Recent Chinese gauges signalled concerns in the economy. The Fixed Assets Investment fell to a record low level since it was ever quoted in 1999; Private Investment in Fixed Assets dropped back to the lowest level in 2018. These leading investment indicators reflect that private companies are less willing to expand their business and the amount of public infrastructure projects dropped as well; both could lead to a falling employment rate.
Also, consumer purchases continue to show a lack of momentum: Retail Sales dropped to the lowest level in May since June 2003. The weak Chinese investment and consumption have contributed to the weakness in the Yuan.

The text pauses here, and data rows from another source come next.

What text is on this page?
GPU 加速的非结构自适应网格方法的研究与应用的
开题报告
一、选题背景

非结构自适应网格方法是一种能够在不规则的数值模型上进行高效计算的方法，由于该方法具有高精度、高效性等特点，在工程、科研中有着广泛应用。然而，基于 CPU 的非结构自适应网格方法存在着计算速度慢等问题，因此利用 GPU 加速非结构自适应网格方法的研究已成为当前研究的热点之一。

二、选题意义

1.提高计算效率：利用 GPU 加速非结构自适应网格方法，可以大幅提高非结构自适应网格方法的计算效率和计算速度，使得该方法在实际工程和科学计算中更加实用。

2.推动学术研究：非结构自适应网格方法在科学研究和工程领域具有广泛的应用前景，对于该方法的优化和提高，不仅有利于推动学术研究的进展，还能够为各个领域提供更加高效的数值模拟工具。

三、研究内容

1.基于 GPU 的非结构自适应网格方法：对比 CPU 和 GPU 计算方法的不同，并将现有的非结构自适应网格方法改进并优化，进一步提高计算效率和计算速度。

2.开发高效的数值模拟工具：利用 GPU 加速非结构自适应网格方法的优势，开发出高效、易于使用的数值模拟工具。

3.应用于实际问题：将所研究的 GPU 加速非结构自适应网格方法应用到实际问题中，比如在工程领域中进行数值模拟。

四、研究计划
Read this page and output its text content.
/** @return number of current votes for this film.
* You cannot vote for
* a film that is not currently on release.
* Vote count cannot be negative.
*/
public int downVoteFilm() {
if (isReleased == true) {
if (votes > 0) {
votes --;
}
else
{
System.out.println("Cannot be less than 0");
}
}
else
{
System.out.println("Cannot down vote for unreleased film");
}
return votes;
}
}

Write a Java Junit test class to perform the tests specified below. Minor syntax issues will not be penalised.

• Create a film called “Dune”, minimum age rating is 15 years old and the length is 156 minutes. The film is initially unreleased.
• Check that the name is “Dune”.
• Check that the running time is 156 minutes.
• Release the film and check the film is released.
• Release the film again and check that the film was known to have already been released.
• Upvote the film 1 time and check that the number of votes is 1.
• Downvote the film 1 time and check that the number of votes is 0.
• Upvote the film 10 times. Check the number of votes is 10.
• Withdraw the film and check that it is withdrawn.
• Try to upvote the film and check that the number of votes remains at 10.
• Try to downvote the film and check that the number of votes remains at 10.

Significant improvements are less likely to be seen soon as it would take time and efforts. This makes the Yuan vulnerable against the U.S. Dollar; the latter has gained support from improved US economic conditions and Fed rate hikes.

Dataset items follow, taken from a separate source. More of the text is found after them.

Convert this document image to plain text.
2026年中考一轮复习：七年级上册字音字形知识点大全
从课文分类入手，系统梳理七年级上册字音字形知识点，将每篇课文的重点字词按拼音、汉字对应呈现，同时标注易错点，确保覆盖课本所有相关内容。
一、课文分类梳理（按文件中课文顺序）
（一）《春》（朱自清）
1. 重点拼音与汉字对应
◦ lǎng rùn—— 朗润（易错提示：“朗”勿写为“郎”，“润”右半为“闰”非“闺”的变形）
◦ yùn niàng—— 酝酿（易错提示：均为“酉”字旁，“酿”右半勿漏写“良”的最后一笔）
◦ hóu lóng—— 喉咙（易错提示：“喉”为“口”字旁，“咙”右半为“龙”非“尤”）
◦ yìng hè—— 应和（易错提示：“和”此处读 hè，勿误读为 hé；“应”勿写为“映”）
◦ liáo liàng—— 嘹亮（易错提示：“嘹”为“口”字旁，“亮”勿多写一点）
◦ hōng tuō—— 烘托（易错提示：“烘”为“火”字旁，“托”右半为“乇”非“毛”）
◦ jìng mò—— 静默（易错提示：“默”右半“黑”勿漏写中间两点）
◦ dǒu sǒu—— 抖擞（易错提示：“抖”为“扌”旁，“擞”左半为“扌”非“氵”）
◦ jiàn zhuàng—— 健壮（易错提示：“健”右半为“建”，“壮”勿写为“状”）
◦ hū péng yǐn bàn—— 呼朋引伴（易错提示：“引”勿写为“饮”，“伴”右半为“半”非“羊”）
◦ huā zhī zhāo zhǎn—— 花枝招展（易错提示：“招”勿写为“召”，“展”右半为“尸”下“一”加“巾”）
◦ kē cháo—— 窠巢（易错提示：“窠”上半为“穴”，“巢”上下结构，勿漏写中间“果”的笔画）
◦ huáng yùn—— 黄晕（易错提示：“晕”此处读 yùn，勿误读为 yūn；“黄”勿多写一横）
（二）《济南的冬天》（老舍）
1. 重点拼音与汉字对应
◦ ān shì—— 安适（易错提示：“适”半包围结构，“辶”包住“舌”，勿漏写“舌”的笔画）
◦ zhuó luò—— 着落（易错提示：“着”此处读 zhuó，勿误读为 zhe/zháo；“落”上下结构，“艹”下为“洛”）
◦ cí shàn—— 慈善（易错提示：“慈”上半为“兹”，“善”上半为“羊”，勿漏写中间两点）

In the near term, volatility in the USD/CNH could rise amid the resumed US-China trade war. Despite of rounds of negotiations between senior U.S. and Chinese government officials over the past few weeks, the two parties failed to reach a consensus. On June 15, the U.S. issued the final list of approximately $50 billion Chinese imports that will be placed with a 25% tariff. A major focus is on “Made in China 2025” policy related products.

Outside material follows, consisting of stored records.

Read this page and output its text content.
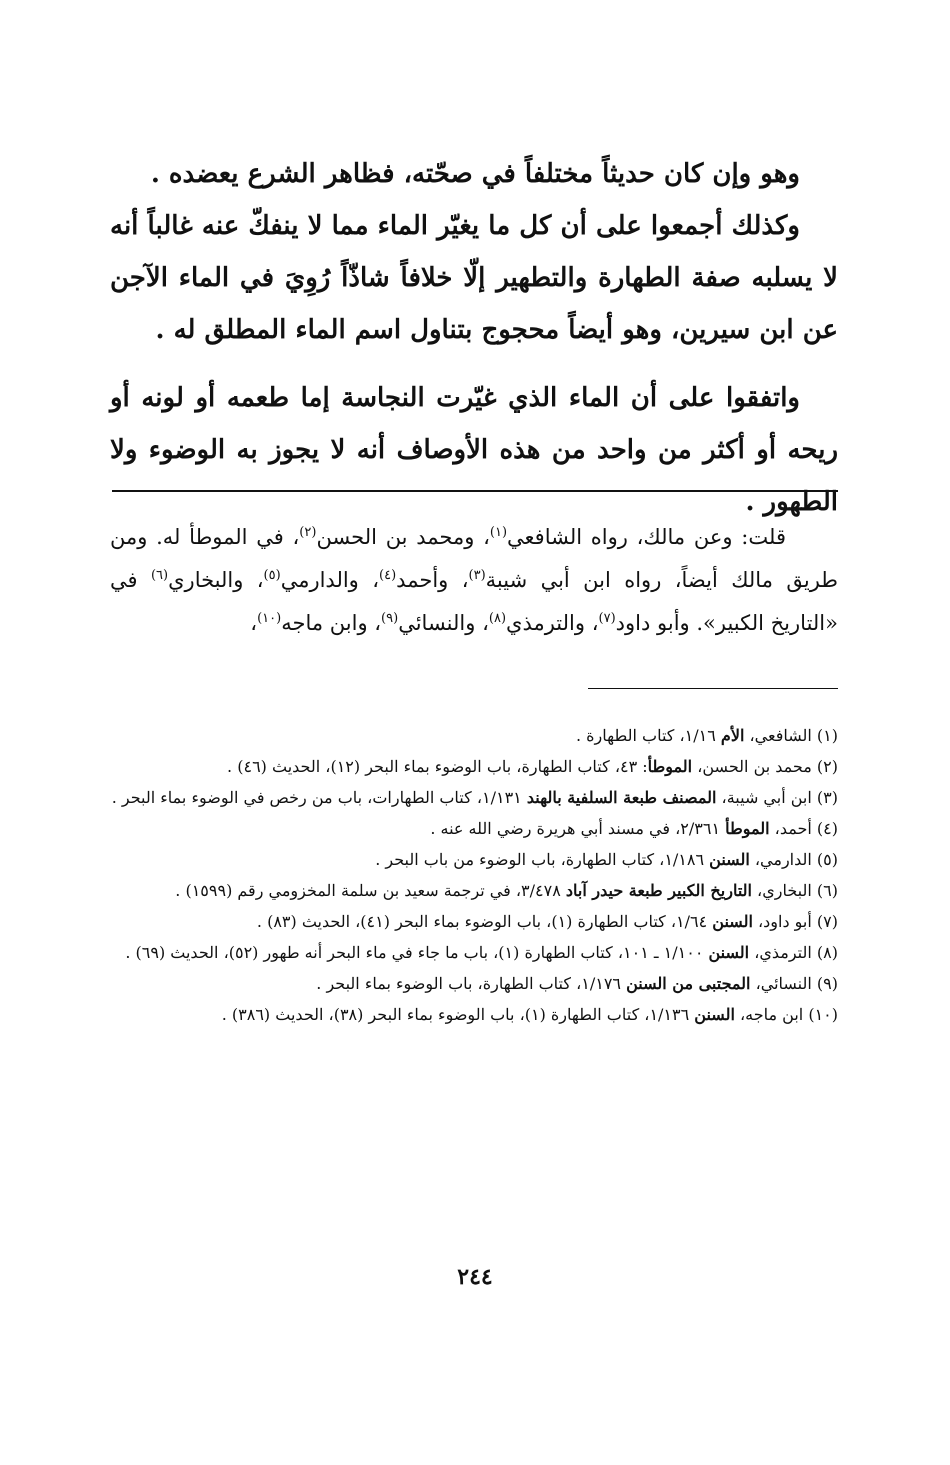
وهو وإن كان حديثاً مختلفاً في صحّته، فظاهر الشرع يعضده .

وكذلك أجمعوا على أن كل ما يغيّر الماء مما لا ينفكّ عنه غالباً أنه لا يسلبه صفة الطهارة والتطهير إلّا خلافاً شاذّاً رُوِيَ في الماء الآجن عن ابن سيرين، وهو أيضاً محجوج بتناول اسم الماء المطلق له .

واتفقوا على أن الماء الذي غيّرت النجاسة إما طعمه أو لونه أو ريحه أو أكثر من واحد من هذه الأوصاف أنه لا يجوز به الوضوء ولا الطهور .

قلت: وعن مالك، رواه الشافعي$^{(١)}$، ومحمد بن الحسن$^{(٢)}$، في الموطأ له. ومن طريق مالك أيضاً، رواه ابن أبي شيبة$^{(٣)}$، وأحمد$^{(٤)}$، والدارمي$^{(٥)}$، والبخاري$^{(٦)}$ في «التاريخ الكبير». وأبو داود$^{(٧)}$، والترمذي$^{(٨)}$، والنسائي$^{(٩)}$، وابن ماجه$^{(١٠)}$،

(١) الشافعي، الأم ١/١٦، كتاب الطهارة .

(٢) محمد بن الحسن، الموطأ: ٤٣، كتاب الطهارة، باب الوضوء بماء البحر (١٢)، الحديث (٤٦) .

(٣) ابن أبي شيبة، المصنف طبعة السلفية بالهند ١/١٣١، كتاب الطهارات، باب من رخص في الوضوء بماء البحر .

(٤) أحمد، الموطأ ٢/٣٦١، في مسند أبي هريرة رضي الله عنه .

(٥) الدارمي، السنن ١/١٨٦، كتاب الطهارة، باب الوضوء من باب البحر .

(٦) البخاري، التاريخ الكبير طبعة حيدر آباد ٣/٤٧٨، في ترجمة سعيد بن سلمة المخزومي رقم (١٥٩٩) .

(٧) أبو داود، السنن ١/٦٤، كتاب الطهارة (١)، باب الوضوء بماء البحر (٤١)، الحديث (٨٣) .

(٨) الترمذي، السنن ١/١٠٠ ـ ١٠١، كتاب الطهارة (١)، باب ما جاء في ماء البحر أنه طهور (٥٢)، الحديث (٦٩) .

(٩) النسائي، المجتبى من السنن ١/١٧٦، كتاب الطهارة، باب الوضوء بماء البحر .

(١٠) ابن ماجه، السنن ١/١٣٦، كتاب الطهارة (١)، باب الوضوء بماء البحر (٣٨)، الحديث (٣٨٦) .

٢٤٤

Correspondingly, China announced on the same day that it will implement a 25% tariff on $50 billion US imports. The targeted U.S. goods are agricultural products, cars and aquatic products. China will start to collect tariffs on the first batch of $34 billion US goods from July 6, following the effectiveness of U.S.’ tariff on the same amount on the same day. The rest will be determined once the U.S. releases its plan on the second batch. In the coming week, the two parties could reveal more tic-for-tac attacks against each other and drive market moves.
From a technical point of view, the USD/CNH has closed above the long-term downward channel, indicating a reversal (bearish for the Yuan). If the pair can climb above 6.4352-6.4447 region, the next target to watch is 6.5084.